I'll let you discover the grisly details for yourself. But the thematic essence - the back story to the back story - is right here:
The notion that Arabs are particularly vulnerable to sexual humiliation became a talking point among pro-war Washington conservatives in the months before the March, 2003, invasion of Iraq.
One book that was frequently cited was “The Arab Mind,” a study of Arab culture and psychology, first published in 1973, by Raphael Patai, a cultural anthropologist who taught at, among other universities, Columbia and Princeton, and who died in 1996.
The book includes a twenty-five-page chapter on Arabs and sex, depicting sex as a taboo vested with shame and repression. “The segregation of the sexes, the veiling of the women . . . and all the other minute rules that govern and restrict contact between men and women, have the effect of making sex a prime mental preoccupation in the Arab world,” Patai wrote. Homosexual activity, “or any indication of homosexual leanings, as with all other expressions of sexuality, is never given any publicity. These are private affairs and remain in private.”
The Patai book, an academic told me, was “the bible of the neocons on Arab behavior.” In their discussions, he said, two themes emerged—“one, that Arabs only understand force and, two, that the biggest weakness of Arabs is shame and humiliation.”
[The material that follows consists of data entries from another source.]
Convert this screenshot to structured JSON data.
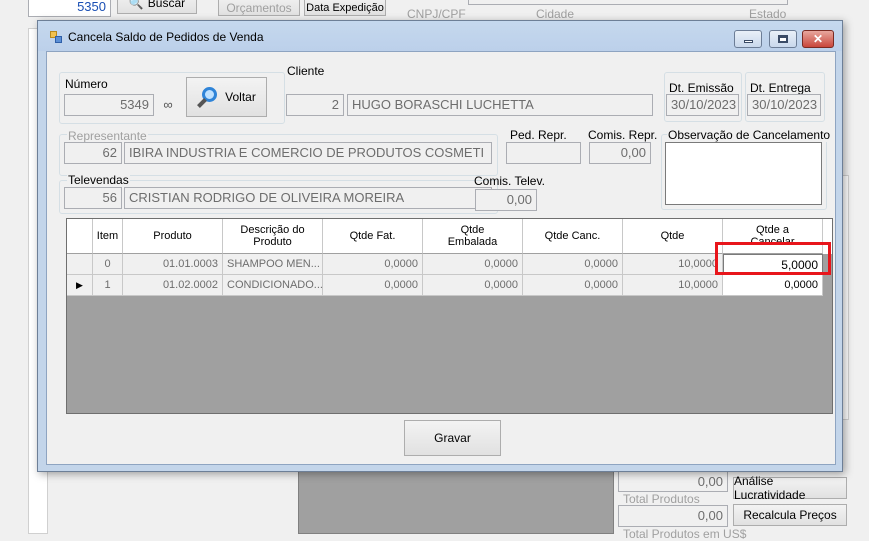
{
  "background": {
    "order_number": "5350",
    "buscar_label": "Buscar",
    "orcamentos_label": "Orçamentos",
    "data_expedicao_label": "Data Expedição",
    "cnpj_label": "CNPJ/CPF",
    "cidade_label": "Cidade",
    "estado_label": "Estado",
    "total_produtos_value": "0,00",
    "total_produtos_label": "Total Produtos",
    "total_produtos_us_value": "0,00",
    "total_produtos_us_label": "Total Produtos em US$",
    "analise_label": "Análise Lucratividade",
    "recalcula_label": "Recalcula Preços"
  },
  "dialog": {
    "title": "Cancela Saldo de Pedidos de Venda",
    "numero_label": "Número",
    "numero_value": "5349",
    "voltar_label": "Voltar",
    "cliente_label": "Cliente",
    "cliente_code": "2",
    "cliente_name": "HUGO BORASCHI LUCHETTA",
    "dt_emissao_label": "Dt. Emissão",
    "dt_emissao_value": "30/10/2023",
    "dt_entrega_label": "Dt. Entrega",
    "dt_entrega_value": "30/10/2023",
    "representante_label": "Representante",
    "representante_code": "62",
    "representante_name": "IBIRA INDUSTRIA E COMERCIO DE PRODUTOS COSMETI",
    "ped_repr_label": "Ped. Repr.",
    "ped_repr_value": "",
    "comis_repr_label": "Comis. Repr.",
    "comis_repr_value": "0,00",
    "obs_label": "Observação de Cancelamento",
    "obs_value": "",
    "televendas_label": "Televendas",
    "televendas_code": "56",
    "televendas_name": "CRISTIAN RODRIGO DE OLIVEIRA MOREIRA",
    "comis_telev_label": "Comis. Telev.",
    "comis_telev_value": "0,00",
    "gravar_label": "Gravar"
  },
  "grid": {
    "columns": [
      "Item",
      "Produto",
      "Descrição do Produto",
      "Qtde Fat.",
      "Qtde Embalada",
      "Qtde Canc.",
      "Qtde",
      "Qtde a Cancelar"
    ],
    "rows": [
      {
        "item": "0",
        "produto": "01.01.0003",
        "descricao": "SHAMPOO MEN...",
        "qtde_fat": "0,0000",
        "qtde_embalada": "0,0000",
        "qtde_canc": "0,0000",
        "qtde": "10,0000",
        "qtde_cancelar": "5,0000"
      },
      {
        "item": "1",
        "produto": "01.02.0002",
        "descricao": "CONDICIONADO...",
        "qtde_fat": "0,0000",
        "qtde_embalada": "0,0000",
        "qtde_canc": "0,0000",
        "qtde": "10,0000",
        "qtde_cancelar": "0,0000"
      }
    ]
  },
  "colors": {
    "highlight": "#e8151b",
    "titlebar": "#c5d8ee",
    "close_button": "#d9544b"
  }
}
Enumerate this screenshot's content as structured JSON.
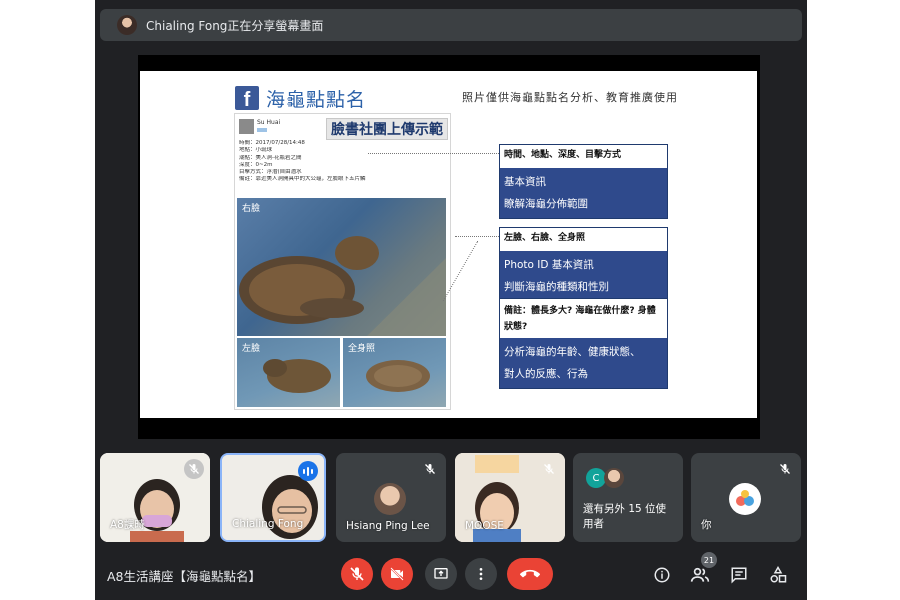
{
  "banner": {
    "text": "Chialing Fong正在分享螢幕畫面"
  },
  "slide": {
    "title": "海龜點點名",
    "note": "照片僅供海龜點點名分析、教育推廣使用",
    "post": {
      "name": "Su Huai",
      "label": "臉書社團上傳示範",
      "details": [
        "時間：2017/07/28/14:48",
        "地點：小琉球",
        "潮點：美人洞-花瓶岩之間",
        "深度：0~2m",
        "目擊方式：浮潛(自由潛水",
        "備註：靠近美人洞開具中的大公龜，左臉眼下五片鱗"
      ],
      "photos": {
        "right": "右臉",
        "left": "左臉",
        "full": "全身照"
      }
    },
    "boxes": [
      {
        "header": "時間、地點、深度、目擊方式",
        "lines": [
          "基本資訊",
          "瞭解海龜分佈範圍"
        ]
      },
      {
        "header": "左臉、右臉、全身照",
        "lines": [
          "Photo ID 基本資訊",
          "判斷海龜的種類和性別"
        ]
      },
      {
        "header": "備註：體長多大? 海龜在做什麼? 身體狀態?",
        "lines": [
          "分析海龜的年齡、健康狀態、",
          "對人的反應、行為"
        ]
      }
    ]
  },
  "participants": [
    {
      "name": "A8課時",
      "mic": "off"
    },
    {
      "name": "Chialing Fong",
      "mic": "speaking"
    },
    {
      "name": "Hsiang Ping Lee",
      "mic": "off"
    },
    {
      "name": "MOOSE",
      "mic": "off"
    },
    {
      "name": "還有另外 15 位使用者",
      "avatar_letter": "C"
    },
    {
      "name": "你",
      "mic": "off"
    }
  ],
  "bottom": {
    "meeting_title": "A8生活講座【海龜點點名】",
    "people_count": "21"
  },
  "colors": {
    "background": "#202124",
    "tile": "#3c4043",
    "danger": "#ea4335",
    "speaking": "#1a73e8",
    "slide_accent": "#2f4a8c"
  }
}
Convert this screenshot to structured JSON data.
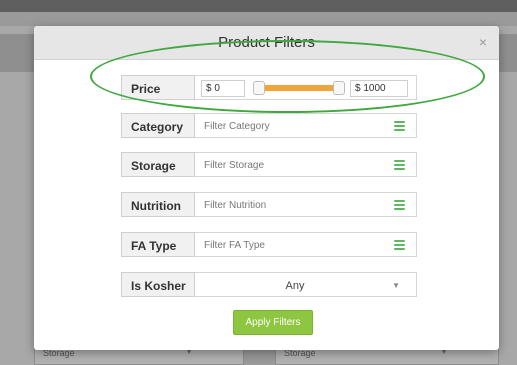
{
  "modal": {
    "title": "Product Filters",
    "close_glyph": "×"
  },
  "price": {
    "label": "Price",
    "min_value": "$ 0",
    "max_value": "$ 1000",
    "slider_range_fraction": [
      0,
      1
    ],
    "slider_color": "#f0a43a"
  },
  "filters": [
    {
      "label": "Category",
      "placeholder": "Filter Category",
      "icon": "menu-icon"
    },
    {
      "label": "Storage",
      "placeholder": "Filter Storage",
      "icon": "menu-icon"
    },
    {
      "label": "Nutrition",
      "placeholder": "Filter Nutrition",
      "icon": "menu-icon"
    },
    {
      "label": "FA Type",
      "placeholder": "Filter FA Type",
      "icon": "menu-icon"
    }
  ],
  "kosher": {
    "label": "Is Kosher",
    "selected": "Any",
    "arrow": "▼"
  },
  "apply_button": "Apply Filters",
  "background": {
    "left_field": "Storage",
    "right_field": "Storage",
    "arrow": "▼"
  },
  "colors": {
    "accent_green": "#8ec641",
    "icon_green": "#5cb85c",
    "highlight_ellipse": "#3fa83f"
  }
}
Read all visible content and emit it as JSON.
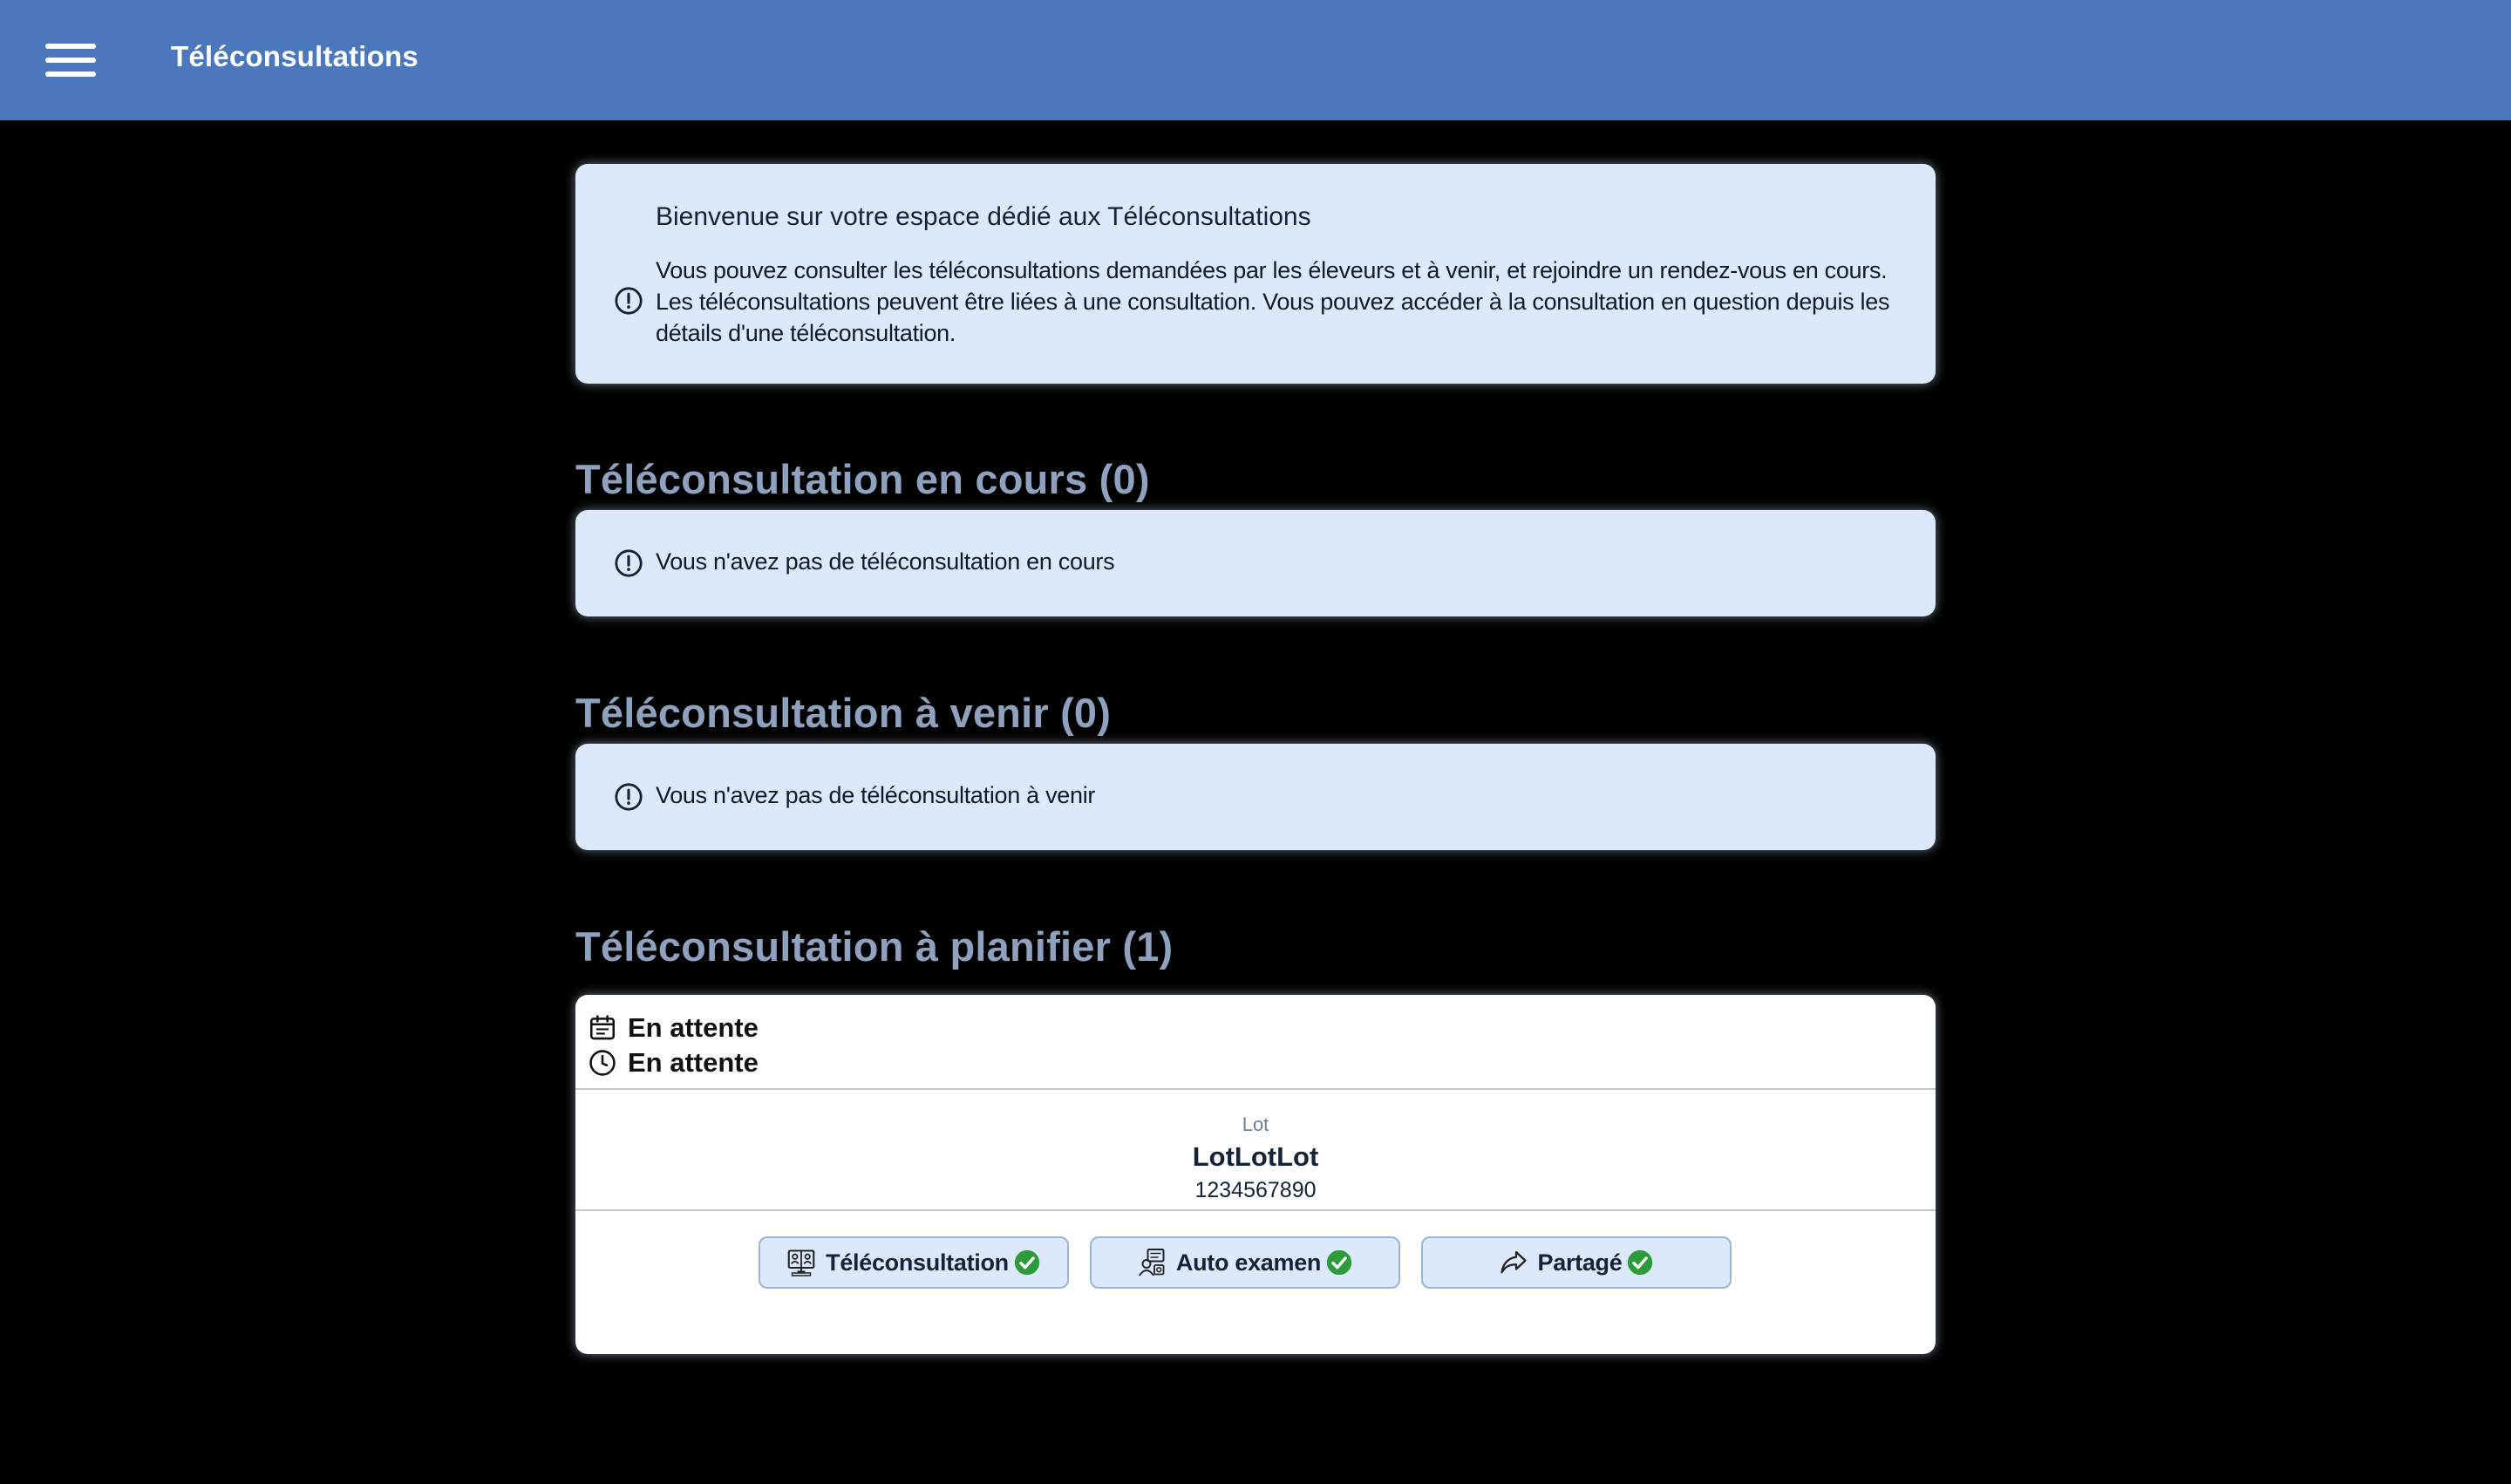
{
  "header": {
    "title": "Téléconsultations",
    "menu_icon": "hamburger-menu-icon"
  },
  "welcome": {
    "title": "Bienvenue sur votre espace dédié aux Téléconsultations",
    "text": "Vous pouvez consulter les téléconsultations demandées par les éleveurs et à venir, et rejoindre un rendez-vous en cours. Les téléconsultations peuvent être liées à une consultation. Vous pouvez accéder à la consultation en question depuis les détails d'une téléconsultation."
  },
  "sections": {
    "ongoing": {
      "title": "Téléconsultation en cours (0)",
      "empty_text": "Vous n'avez pas de téléconsultation en cours"
    },
    "upcoming": {
      "title": "Téléconsultation à venir (0)",
      "empty_text": "Vous n'avez pas de téléconsultation à venir"
    },
    "to_plan": {
      "title": "Téléconsultation à planifier (1)",
      "card": {
        "date_status": "En attente",
        "time_status": "En attente",
        "lot_label": "Lot",
        "lot_name": "LotLotLot",
        "lot_id": "1234567890",
        "actions": [
          {
            "label": "Téléconsultation",
            "icon": "video-consult-icon",
            "checked": true
          },
          {
            "label": "Auto examen",
            "icon": "self-exam-icon",
            "checked": true
          },
          {
            "label": "Partagé",
            "icon": "share-icon",
            "checked": true
          }
        ]
      }
    }
  },
  "colors": {
    "header_bg": "#4b77bc",
    "info_bg": "#dbe9fb",
    "section_title": "#8ea1be",
    "check_green": "#2e9b3a"
  }
}
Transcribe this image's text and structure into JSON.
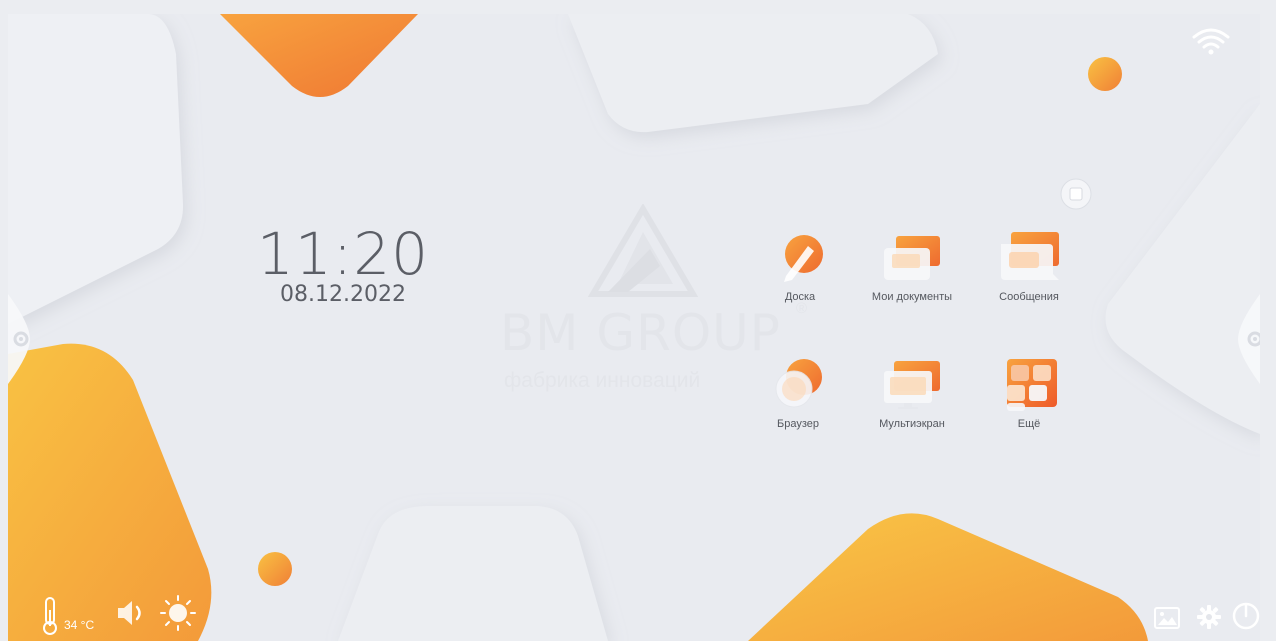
{
  "clock": {
    "time": "11:20",
    "date": "08.12.2022"
  },
  "watermark": {
    "title": "BM GROUP",
    "registered": "®",
    "subtitle": "фабрика инноваций"
  },
  "apps": [
    {
      "id": "doska",
      "label": "Доска",
      "icon": "pen-icon"
    },
    {
      "id": "documents",
      "label": "Мои документы",
      "icon": "folder-icon"
    },
    {
      "id": "messages",
      "label": "Сообщения",
      "icon": "message-icon"
    },
    {
      "id": "browser",
      "label": "Браузер",
      "icon": "browser-icon"
    },
    {
      "id": "multiscreen",
      "label": "Мультиэкран",
      "icon": "monitor-icon"
    },
    {
      "id": "more",
      "label": "Ещё",
      "icon": "apps-grid-icon"
    }
  ],
  "status": {
    "temperature": "34 °C"
  },
  "colors": {
    "accent_orange": "#f07c36",
    "accent_yellow": "#f8bd45",
    "background": "#e9ebf0",
    "text": "#5b5e66"
  }
}
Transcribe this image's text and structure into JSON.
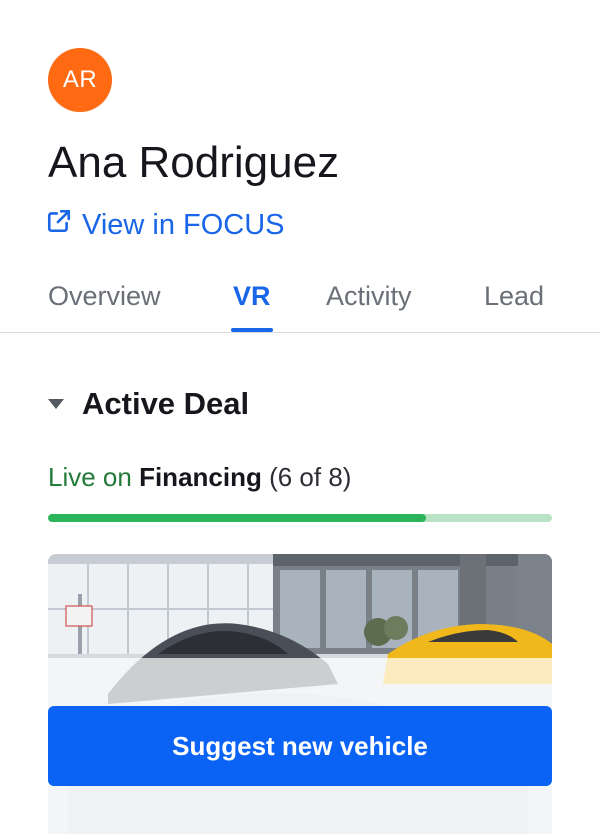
{
  "customer": {
    "initials": "AR",
    "name": "Ana Rodriguez",
    "avatar_color": "#ff6a13"
  },
  "focus_link": {
    "label": "View in FOCUS",
    "icon": "external-link-icon"
  },
  "tabs": [
    {
      "label": "Overview",
      "active": false
    },
    {
      "label": "VR",
      "active": true
    },
    {
      "label": "Activity",
      "active": false
    },
    {
      "label": "Lead",
      "active": false
    }
  ],
  "active_deal": {
    "title": "Active Deal",
    "status_prefix": "Live on",
    "stage": "Financing",
    "step_text": "(6 of 8)",
    "progress": 0.75,
    "colors": {
      "fill": "#2bb55a",
      "track": "#b8e3c4",
      "live_text": "#247a3a"
    }
  },
  "actions": {
    "suggest_label": "Suggest new vehicle"
  },
  "colors": {
    "accent": "#1a66e8",
    "button": "#0a63f5"
  }
}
We're truly through the looking glass now, and while Sy quotes several intelligence sources who think - and fear - that the scandal will eventually result in a Church Commission-like investigation into the seamy side of the war against terror, I myself doubt it. As nation, as a degenerate republic morphing into empire, I think we're beyond that sort of exercise now.
It will be interesting, though, to see how the system contains and buries the scandal.
David Rose and Gaby Hinsliff, Sunday May 16, 2004, The Observer
Dozens of videotapes of American guards allegedly engaged in brutal attacks on Guantanamo Bay detainees have been stored and catalogued at the camp, an investigation by The Observer has revealed.
The disclosures, made in an interview with Tarek Dergoul, the fifth British prisoner freed last March, who has been too traumatised to speak until now, prompted demands last night by senior politicians on both sides of the Atlantic to make the videos available immediately.
They say that if the contents are as shocking as Dergoul claims, they will provide final proof that brutality against detainees has become an institutionalised feature of America's war on terror.
However, it is Dergoul who now reveals that every time the American guards attacked him, a sixth team member recorded on digital video everything that happened. Senator Patrick Leahy, the senior Democrat on the Senate Judiciary Committee, who has been an outspoken critic of the Abu Ghraib abuse, said he would demand that Rumsfeld must produce the videos this week.
Is anyone else struck by the awesome similarity between the revelation that Nixon taped his White House conversations and the fact that there are video tapes of the abuse of prisoners in Iraq and GitMo?"
Don't serial killers usually keep something from the victim as a trophy? Tapes of their voices and images could work just as well. Granted, Nixon's were political victims, not actual homicides, but it sounds like the same mind set.